Not horrible, although his lack of correct spelling and punctuation is a turn off-please if you have a computer and you’re emailing someone, you have the ability somewhere on said computer to use some sort of spell corrector or editor. Plus the fact that the email is written as if I’m being interviewed for a chance to be his girlfriend. Ain’t no way I’m sitting in an effing waiting room with 50 other women while some guy “chooses” from the lot. I’d rather be single! So, I didn’t email back because I rarely do email anyone back on that site. Not even a courtesy email, it just encourages them. Then a few hours later he sent me another email:
With a body like that i bet you are lookin for some action?? LOL.....hit me back
Excuse me? Did I read that correctly? Oh I’ll hit you-hit you with a restraining order you perv! What kind of rapist question is that? I’m so glad you don’t live anywhere close to me! Oh and by the way, you’ve been blocked!

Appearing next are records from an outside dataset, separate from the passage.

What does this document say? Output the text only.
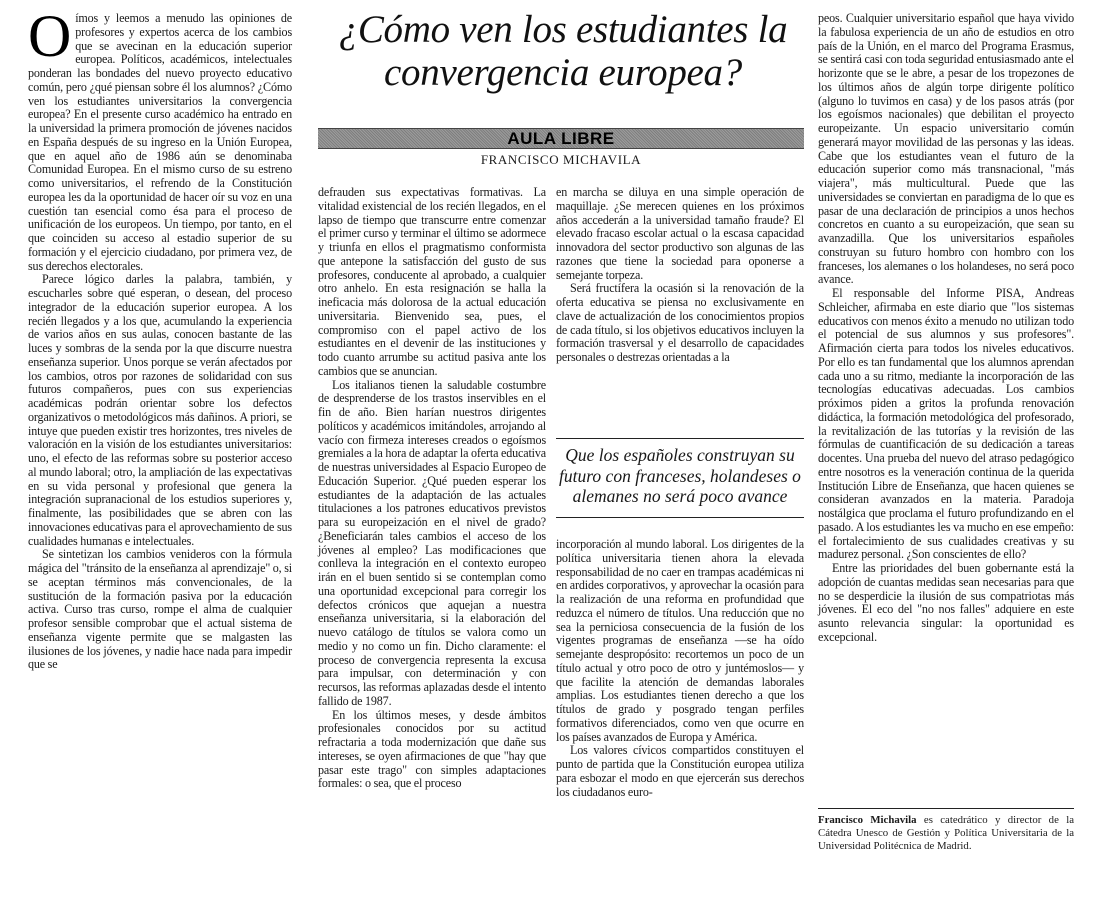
Oímos y leemos a menudo las opiniones de profesores y expertos acerca de los cambios que se avecinan en la educación superior europea. Políticos, académicos, intelectuales ponderan las bondades del nuevo proyecto educativo común, pero ¿qué piensan sobre él los alumnos? ¿Cómo ven los estudiantes universitarios la convergencia europea? En el presente curso académico ha entrado en la universidad la primera promoción de jóvenes nacidos en España después de su ingreso en la Unión Europea, que en aquel año de 1986 aún se denominaba Comunidad Europea. En el mismo curso de su estreno como universitarios, el refrendo de la Constitución europea les da la oportunidad de hacer oír su voz en una cuestión tan esencial como ésa para el proceso de unificación de los europeos. Un tiempo, por tanto, en el que coinciden su acceso al estadio superior de su formación y el ejercicio ciudadano, por primera vez, de sus derechos electorales.

Parece lógico darles la palabra, también, y escucharles sobre qué esperan, o desean, del proceso integrador de la educación superior europea. A los recién llegados y a los que, acumulando la experiencia de varios años en sus aulas, conocen bastante de las luces y sombras de la senda por la que discurre nuestra enseñanza superior. Unos porque se verán afectados por los cambios, otros por razones de solidaridad con sus futuros compañeros, pues con sus experiencias académicas podrán orientar sobre los defectos organizativos o metodológicos más dañinos. A priori, se intuye que pueden existir tres horizontes, tres niveles de valoración en la visión de los estudiantes universitarios: uno, el efecto de las reformas sobre su posterior acceso al mundo laboral; otro, la ampliación de las expectativas en su vida personal y profesional que genera la integración supranacional de los estudios superiores y, finalmente, las posibilidades que se abren con las innovaciones educativas para el aprovechamiento de sus cualidades humanas e intelectuales.

Se sintetizan los cambios venideros con la fórmula mágica del "tránsito de la enseñanza al aprendizaje" o, si se aceptan términos más convencionales, de la sustitución de la formación pasiva por la educación activa. Curso tras curso, rompe el alma de cualquier profesor sensible comprobar que el actual sistema de enseñanza vigente permite que se malgasten las ilusiones de los jóvenes, y nadie hace nada para impedir que se

¿Cómo ven los estudiantes la convergencia europea?
AULA LIBRE
FRANCISCO MICHAVILA

defrauden sus expectativas formativas. La vitalidad existencial de los recién llegados, en el lapso de tiempo que transcurre entre comenzar el primer curso y terminar el último se adormece y triunfa en ellos el pragmatismo conformista que antepone la satisfacción del gusto de sus profesores, conducente al aprobado, a cualquier otro anhelo. En esta resignación se halla la ineficacia más dolorosa de la actual educación universitaria. Bienvenido sea, pues, el compromiso con el papel activo de los estudiantes en el devenir de las instituciones y todo cuanto arrumbe su actitud pasiva ante los cambios que se anuncian.

Los italianos tienen la saludable costumbre de desprenderse de los trastos inservibles en el fin de año. Bien harían nuestros dirigentes políticos y académicos imitándoles, arrojando al vacío con firmeza intereses creados o egoísmos gremiales a la hora de adaptar la oferta educativa de nuestras universidades al Espacio Europeo de Educación Superior. ¿Qué pueden esperar los estudiantes de la adaptación de las actuales titulaciones a los patrones educativos previstos para su europeización en el nivel de grado? ¿Beneficiarán tales cambios el acceso de los jóvenes al empleo? Las modificaciones que conlleva la integración en el contexto europeo irán en el buen sentido si se contemplan como una oportunidad excepcional para corregir los defectos crónicos que aquejan a nuestra enseñanza universitaria, si la elaboración del nuevo catálogo de títulos se valora como un medio y no como un fin. Dicho claramente: el proceso de convergencia representa la excusa para impulsar, con determinación y con recursos, las reformas aplazadas desde el intento fallido de 1987.

En los últimos meses, y desde ámbitos profesionales conocidos por su actitud refractaria a toda modernización que dañe sus intereses, se oyen afirmaciones de que "hay que pasar este trago" con simples adaptaciones formales: o sea, que el proceso

en marcha se diluya en una simple operación de maquillaje. ¿Se merecen quienes en los próximos años accederán a la universidad tamaño fraude? El elevado fracaso escolar actual o la escasa capacidad innovadora del sector productivo son algunas de las razones que tiene la sociedad para oponerse a semejante torpeza.

Será fructífera la ocasión si la renovación de la oferta educativa se piensa no exclusivamente en clave de actualización de los conocimientos propios de cada título, si los objetivos educativos incluyen la formación trasversal y el desarrollo de capacidades personales o destrezas orientadas a la

Que los españoles construyan su futuro con franceses, holandeses o alemanes no será poco avance

incorporación al mundo laboral. Los dirigentes de la política universitaria tienen ahora la elevada responsabilidad de no caer en trampas académicas ni en ardides corporativos, y aprovechar la ocasión para la realización de una reforma en profundidad que reduzca el número de títulos. Una reducción que no sea la perniciosa consecuencia de la fusión de los vigentes programas de enseñanza —se ha oído semejante despropósito: recortemos un poco de un título actual y otro poco de otro y juntémoslos— y que facilite la atención de demandas laborales amplias. Los estudiantes tienen derecho a que los títulos de grado y posgrado tengan perfiles formativos diferenciados, como ven que ocurre en los países avanzados de Europa y América.

Los valores cívicos compartidos constituyen el punto de partida que la Constitución europea utiliza para esbozar el modo en que ejercerán sus derechos los ciudadanos euro-

peos. Cualquier universitario español que haya vivido la fabulosa experiencia de un año de estudios en otro país de la Unión, en el marco del Programa Erasmus, se sentirá casi con toda seguridad entusiasmado ante el horizonte que se le abre, a pesar de los tropezones de los últimos años de algún torpe dirigente político (alguno lo tuvimos en casa) y de los pasos atrás (por los egoísmos nacionales) que debilitan el proyecto europeizante. Un espacio universitario común generará mayor movilidad de las personas y las ideas. Cabe que los estudiantes vean el futuro de la educación superior como más transnacional, "más viajera", más multicultural. Puede que las universidades se conviertan en paradigma de lo que es pasar de una declaración de principios a unos hechos concretos en cuanto a su europeización, que sean su avanzadilla. Que los universitarios españoles construyan su futuro hombro con hombro con los franceses, los alemanes o los holandeses, no será poco avance.

El responsable del Informe PISA, Andreas Schleicher, afirmaba en este diario que "los sistemas educativos con menos éxito a menudo no utilizan todo el potencial de sus alumnos y sus profesores". Afirmación cierta para todos los niveles educativos. Por ello es tan fundamental que los alumnos aprendan cada uno a su ritmo, mediante la incorporación de las tecnologías educativas adecuadas. Los cambios próximos piden a gritos la profunda renovación didáctica, la formación metodológica del profesorado, la revitalización de las tutorías y la revisión de las fórmulas de cuantificación de su dedicación a tareas docentes. Una prueba del nuevo del atraso pedagógico entre nosotros es la veneración continua de la querida Institución Libre de Enseñanza, que hacen quienes se consideran avanzados en la materia. Paradoja nostálgica que proclama el futuro profundizando en el pasado. A los estudiantes les va mucho en ese empeño: el fortalecimiento de sus cualidades creativas y su madurez personal. ¿Son conscientes de ello?

Entre las prioridades del buen gobernante está la adopción de cuantas medidas sean necesarias para que no se desperdicie la ilusión de sus compatriotas más jóvenes. El eco del "no nos falles" adquiere en este asunto relevancia singular: la oportunidad es excepcional.

Francisco Michavila es catedrático y director de la Cátedra Unesco de Gestión y Política Universitaria de la Universidad Politécnica de Madrid.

-Kickin’ it with Julie has been amazing-
The past couple weeks we’ve moved all her stuff out of the storage unit and into the garage (okay I didn’t help with that, but yeah), went on a hike, went “swimming” at Juanita Beach (dear burnt woman on the beach-you’re done, get out of the sun!), various shopping outings (including craziness at Wal-Mart and inappropriate purchases just to make visitors of our house uncomfortable), watched the third season of Psych and had some kick ass conversations. I wish I could remember them all, because they were hilarious.
She keeps calling me a midget. The other day at Ross I was telling her how this apron that I was buying was actually a children’s apron and how weird that was. She told me it wasn’t and then compared me to a ten year old boy standing a few feet away and how there really wasn’t any difference in size. She’s crazy and I love it!
-I bought a Freakum Dress-
Okay, it’s not really a Freakum Dress and I will not be wearing it to my party even though I joked about it.
Mainly because I fill it out more than this girl. But it's cute and I plan to wear it dancing on Thursday. You should come!
-Sometimes when I’m in a meeting for more then three hours I get a little bored-
So I start to doodle and when someone in that meeting falls asleep they're fair game to draw.